Poor skin–sensor contact during rest induces photoplethysmography (PPG) waveform distortion, feature degradation, and consequent bias in physiological parameter estimation. Method: This work first systematically characterizes the critical influence mechanism of contact pressure on PPG morphology. We propose CP-PPG—a contact-robust, end-to-end PPG reconstruction framework integrating customized data acquisition, a multi-stage signal processing pipeline, and a PPG-aware loss-driven deep adversarial network to accurately reconstruct distorted signals toward ideal morphology. Results: Experiments demonstrate a 40% improvement in signal fidelity (MAE = 0.09), with estimation accuracy gains of 21% for heart rate, 41–46% for heart rate variability, 6% for respiration rate, and 4–5% for blood pressure.
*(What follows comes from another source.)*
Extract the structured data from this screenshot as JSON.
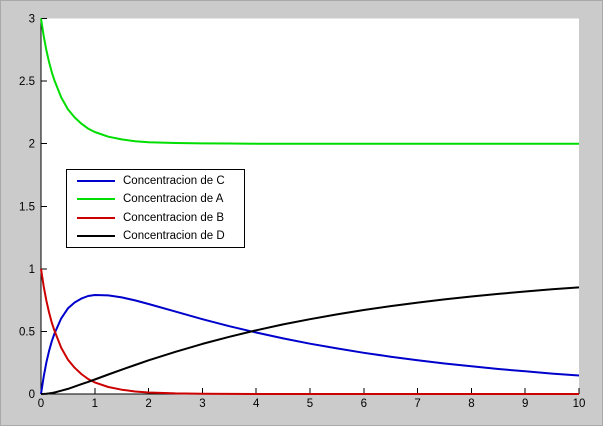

CP-PPG significantly enhances the reliability and robustness of cardiovascular and respiratory health monitoring under resting conditions.

Photoplethysmography (PPG) is a widely used non-invasive technique for monitoring cardiovascular health and various physiological parameters on consumer and medical devices. While motion artifacts are well-known challenges in dynamic settings, suboptimal skin-sensor contact in sedentary conditions - a critical issue often overlooked in existing literature - can distort PPG signal morphology, leading to the loss or shift of essential waveform features and therefore degrading sensing performance. In this work, we propose CP-PPG, a novel approach that transforms Contact Pressure-distorted PPG signals into ones with the ideal morphology. CP-PPG incorporates a novel data collection approach, a well-crafted signal processing pipeline, and an advanced deep adversarial model trained with a custom PPG-aware loss function. We validated CP-PPG through comprehensive evaluations, including 1) morphology transformation performance on our self-collected dataset, 2) downstream physiological monitoring performance on public datasets, and 3) in-the-wild performance. Extensive experiments demonstrate substantial and consistent improvements in signal fidelity (Mean Absolute Error: 0.09, 40% improvement over the original signal) as well as downstream performance across all evaluations in Heart Rate (HR), Heart Rate Variability (HRV), Respiration Rate (RR), and Blood Pressure (BP) estimation (on average, 21% improvement in HR; 41-46% in HRV; 6% in RR; and 4-5% in BP). These findings highlight the critical importance of addressing skin-sensor contact issues for accurate and dependable PPG-based physiological monitoring. Furthermore, CP-PPG can serve as a generic, plug-in API to enhance PPG signal quality.